Labor Day is a day when most American workers have a day off
and spend it being thankful that we have a job, if we have one. Any power the day once held to fire up
a meaningful organized labor movement in the U.S. has long
been stripped away. For the vast majority of us, work is something we do
because we have to do something that makes money.
I’d love to be able to say that I’m an independently wealthy
writer who can generate income through the genius of every creative whim, but
the truth is I work in an office doing work that doesn’t really interest me. I
like being good at my job because I refuse to be a lazy slug and need to make a
living. But I’m working for The Man like everyone else.
I find it to be a benefit to have worked many different jobs
over the last two decades. I have been a grocery bagger, house painter, video
store assistant manager, immigration inspector, security guard, line cook,
telemarketer, retail sales clerk and financial journalist.

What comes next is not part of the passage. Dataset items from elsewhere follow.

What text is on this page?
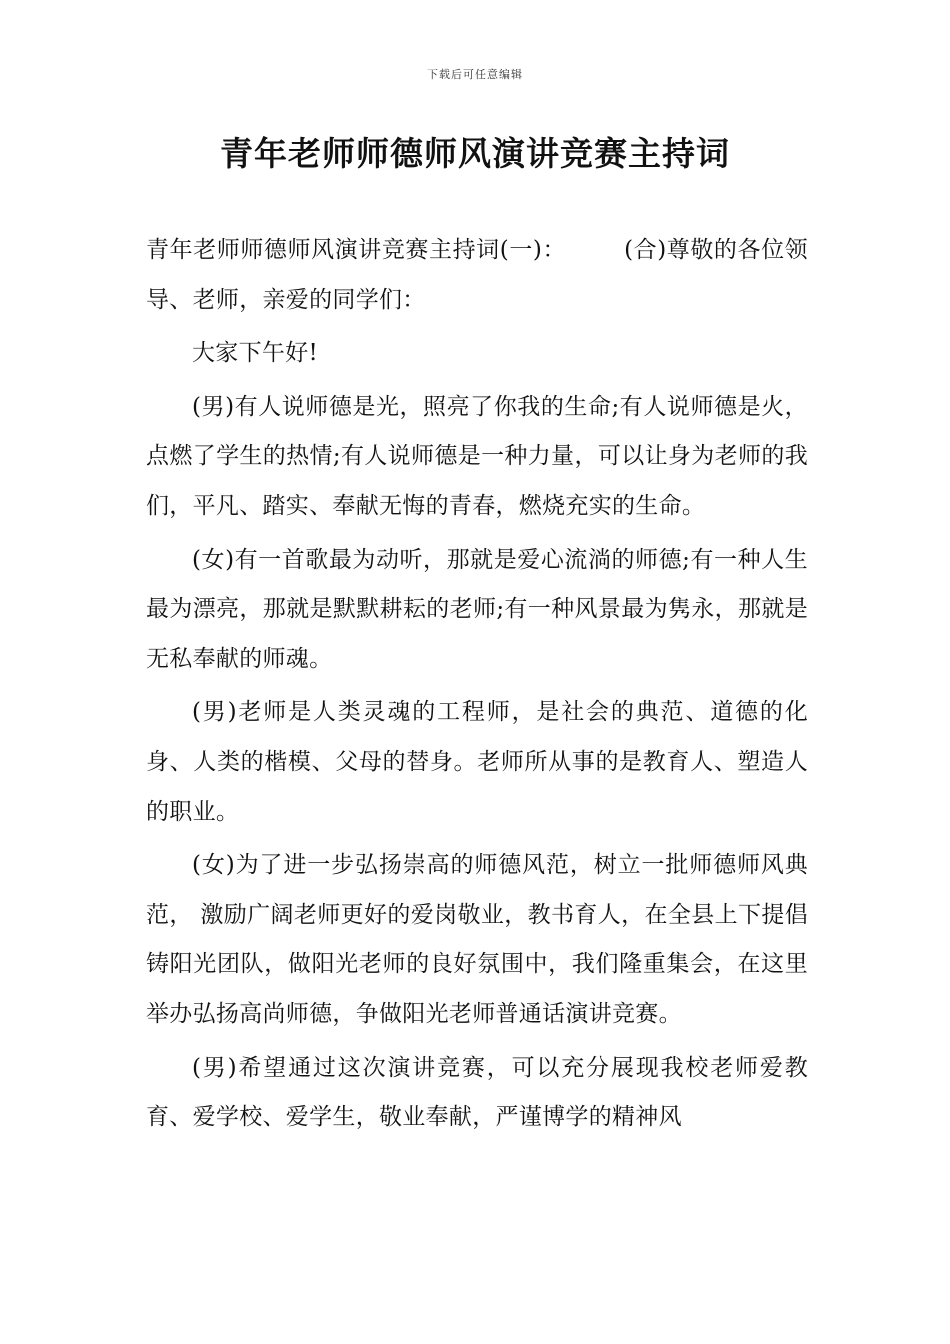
下载后可任意编辑
青年老师师德师风演讲竞赛主持词

青年老师师德师风演讲竞赛主持词(一)：	(合)尊敬的各位领导、老师，亲爱的同学们：

大家下午好!

(男)有人说师德是光，照亮了你我的生命;有人说师德是火，点燃了学生的热情;有人说师德是一种力量，可以让身为老师的我们，平凡、踏实、奉献无悔的青春，燃烧充实的生命。

(女)有一首歌最为动听，那就是爱心流淌的师德;有一种人生最为漂亮，那就是默默耕耘的老师;有一种风景最为隽永，那就是无私奉献的师魂。

(男)老师是人类灵魂的工程师，是社会的典范、道德的化身、人类的楷模、父母的替身。老师所从事的是教育人、塑造人的职业。

(女)为了进一步弘扬崇高的师德风范，树立一批师德师风典范， 激励广阔老师更好的爱岗敬业，教书育人，在全县上下提倡铸阳光团队，做阳光老师的良好氛围中，我们隆重集会，在这里举办弘扬高尚师德，争做阳光老师普通话演讲竞赛。

(男)希望通过这次演讲竞赛，可以充分展现我校老师爱教育、爱学校、爱学生，敬业奉献，严谨博学的精神风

By far the job I hated the most was as the assistant manager
of a video store. This was in suburban Atlanta in the late 1990s when I was
living a miserable, impoverished life among the relative wealth and ease of the
Atlanta suburbs. Even though I love watching films and getting
to rent movies for free was a chief perk of the job, having to answer to the entitled
whims of overfed suburbanites grated on my nerves unmercifully. There were a
few very nice customers there, but I hated that job so much that when I saw a
bug skitter across the floor one night, I couldn’t bring myself to kill it. If
a bug can find happiness in this miserable place, then good for him.

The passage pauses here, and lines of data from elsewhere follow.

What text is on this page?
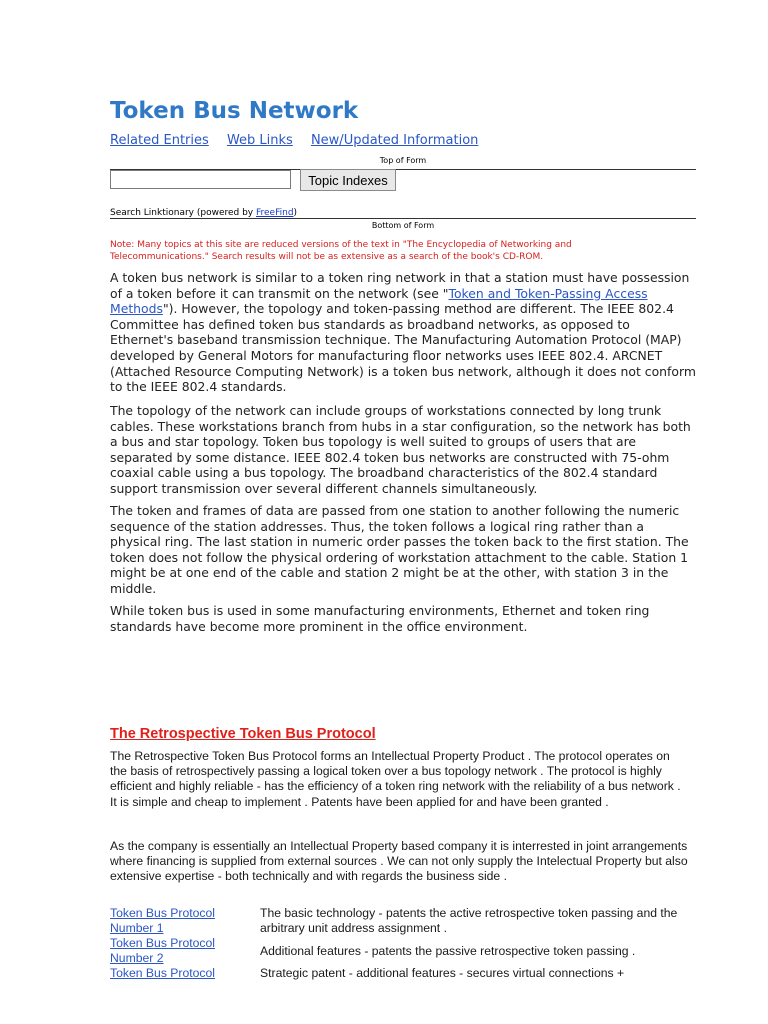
Token Bus Network
Related Entries Web Links New/Updated Information
Top of Form
Topic Indexes
Search Linktionary (powered by FreeFind)
Bottom of Form
Note: Many topics at this site are reduced versions of the text in "The Encyclopedia of Networking and Telecommunications." Search results will not be as extensive as a search of the book's CD-ROM.
A token bus network is similar to a token ring network in that a station must have possession of a token before it can transmit on the network (see "Token and Token-Passing Access Methods"). However, the topology and token-passing method are different. The IEEE 802.4 Committee has defined token bus standards as broadband networks, as opposed to Ethernet's baseband transmission technique. The Manufacturing Automation Protocol (MAP) developed by General Motors for manufacturing floor networks uses IEEE 802.4. ARCNET (Attached Resource Computing Network) is a token bus network, although it does not conform to the IEEE 802.4 standards.
The topology of the network can include groups of workstations connected by long trunk cables. These workstations branch from hubs in a star configuration, so the network has both a bus and star topology. Token bus topology is well suited to groups of users that are separated by some distance. IEEE 802.4 token bus networks are constructed with 75-ohm coaxial cable using a bus topology. The broadband characteristics of the 802.4 standard support transmission over several different channels simultaneously.
The token and frames of data are passed from one station to another following the numeric sequence of the station addresses. Thus, the token follows a logical ring rather than a physical ring. The last station in numeric order passes the token back to the first station. The token does not follow the physical ordering of workstation attachment to the cable. Station 1 might be at one end of the cable and station 2 might be at the other, with station 3 in the middle.
While token bus is used in some manufacturing environments, Ethernet and token ring standards have become more prominent in the office environment.
The Retrospective Token Bus Protocol
The Retrospective Token Bus Protocol forms an Intellectual Property Product . The protocol operates on the basis of retrospectively passing a logical token over a bus topology network . The protocol is highly efficient and highly reliable - has the efficiency of a token ring network with the reliability of a bus network . It is simple and cheap to implement . Patents have been applied for and have been granted .
As the company is essentially an Intellectual Property based company it is interrested in joint arrangements where financing is supplied from external sources . We can not only supply the Intelectual Property but also extensive expertise - both technically and with regards the business side .
Token Bus Protocol Number 1	The basic technology - patents the active retrospective token passing and the arbitrary unit address assignment .
Token Bus Protocol Number 2	Additional features - patents the passive retrospective token passing .
Token Bus Protocol	Strategic patent - additional features - secures virtual connections +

Having worked a large variety of jobs has given me a lot of
different perspectives I otherwise would not have had. I like to think it shows
in my daily interactions with people. I was that awkward teenager pushing his
Dad’s lawnmower. I was the pimply kid behind the counter at McDonald’s on Labor Day. I was the unlucky
immigration inspector stamping passports on Christmas and getting stuck working
overtime.
Sometimes, even among very intelligent and good-natured
friends, it becomes startlingly clear those who haven’t worked many of these
jobs. The way someone treats a waitress or a bartender will tell you more about
their life and attitude than any online profile or paper trail.
There’s a missing value that hasn’t been instilled in much
of the population: that there is dignity in work, all work. Just because you
don’t like your job or don’t like the people you work with or have to serve
doesn’t mean you should feel comfortable behaving without dignity or purpose.
All working people have dignity and deserve respect. Working for a living is
beneath no one. And when you think about it, we are all a lot closer to the unemployment line
than we like to think we are.
It’s a wisdom I’ve come to more recently and wish that I had
had when I was bagging groceries and fielding the nonsensical complaints from
entitled suburbanites. I felt the anger and resentment that comes with being
treated like a servant. I let the opinion of others get to me, and it reflected
a low opinion I had of myself. But dignity is not anything that anyone can
grant you. If you’re in the right state of mind, you’ll have as much dignity
shining shoes as you will being a movie star.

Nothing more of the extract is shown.